Boycotting Nature?

Wow. The University of California system is facing a 400% increase in the subscription cost to Nature Publishing Group's journals. Libraries have been struggling with this problem for years, with journal costs spiraling ever upwards (usually it's Elsevier that is leading the way), and it's a tremendous chunk of university library budgets. UC libraries are currently spending $300 thousand on just the various Nature journals — increasing that expense for a university system that is already straining to keep up sounds like a nightmare. Of course, not getting Nature is also a nightmare to researchers…so now it's nightmare vs. nightmare. Who will win?

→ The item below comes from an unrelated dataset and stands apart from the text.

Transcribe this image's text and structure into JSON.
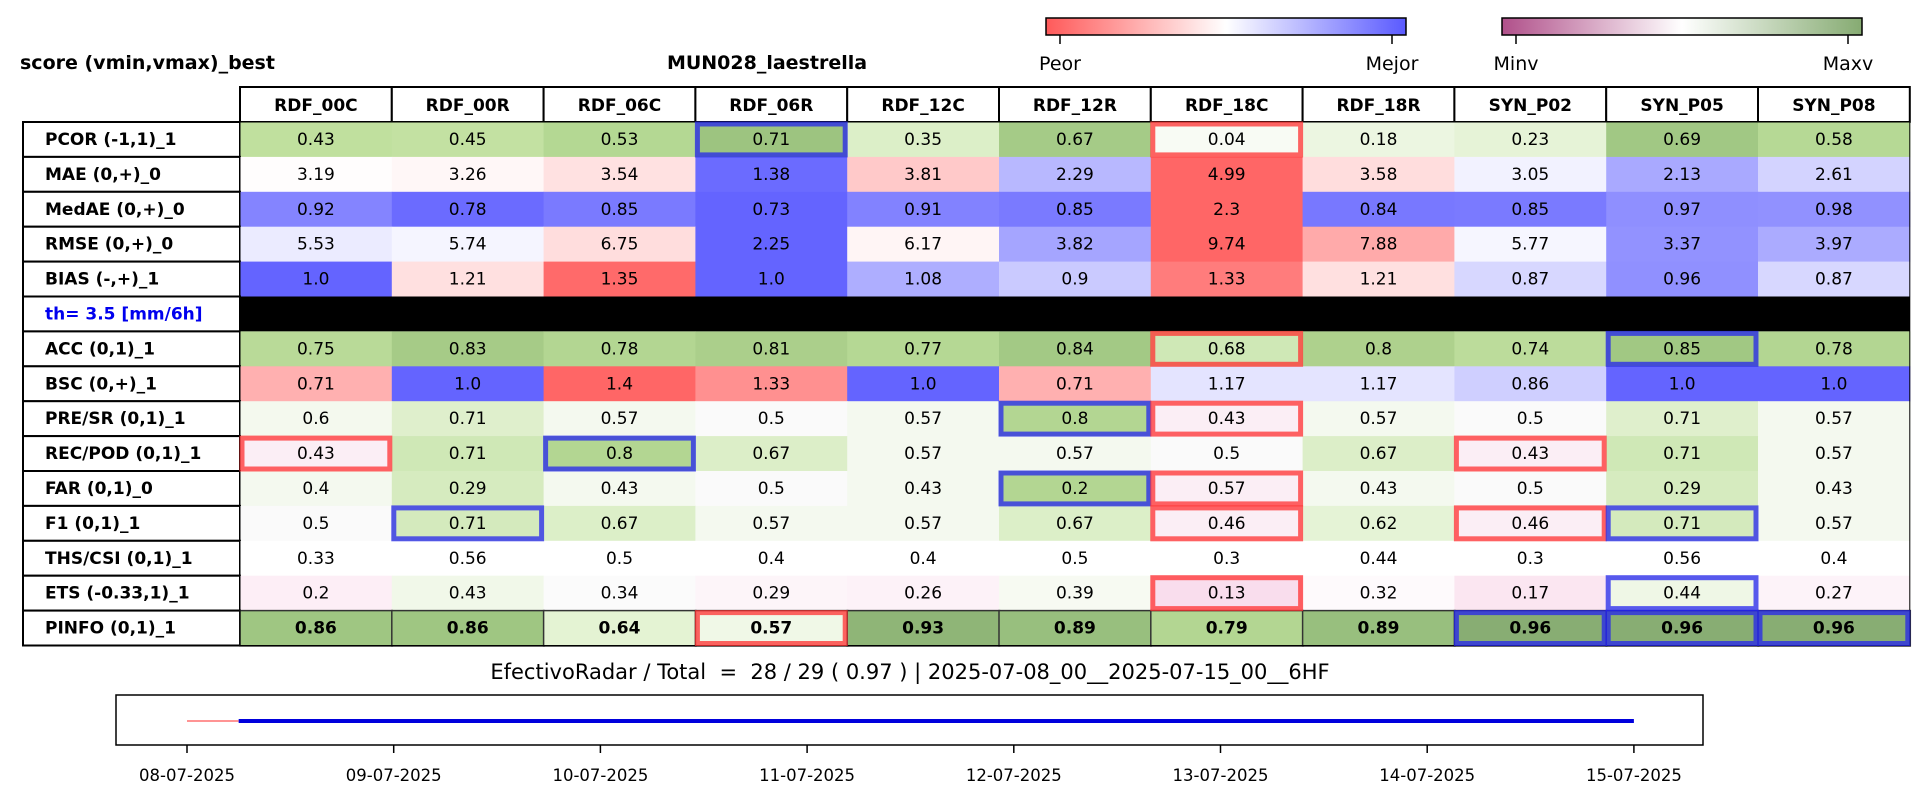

UC faculty are planning a boycott. It may not be difficult to organize since the libraries simply cannot afford the journals, no matter how much UC opponents may want to keep them.

It's a very weird situation because those UC researchers that Nature wants to bill more are also among the people who are providing the content for the journals, and also provides some of the reviewers who work for free to maintain the high quality of the publications. This is not to deny that the professionals who publish and edit at Nature Publishing Group aren't an essential part of the institution of publishing, but honestly, science journal publishing has the most incomprehensible screwed up model for making money that you can find just about anywhere. It's not just Nature, either — earlier today I was looking into an obscure subject in developmental biology, and found that none of the core papers are available under my university's subscription plan. This system should be about making the scientific information that scientists generate freely available, and it rarely is.

Nature has made a rather unconvincing reply to the UC's dilemma. I don't know what's going to happen yet, but science publishing is one domain where their producers are their consumers and their consumers are their producers, and it's trivial to piss off your suppliers and your market in one easy step…and it looks like California could be the place to force a crisis.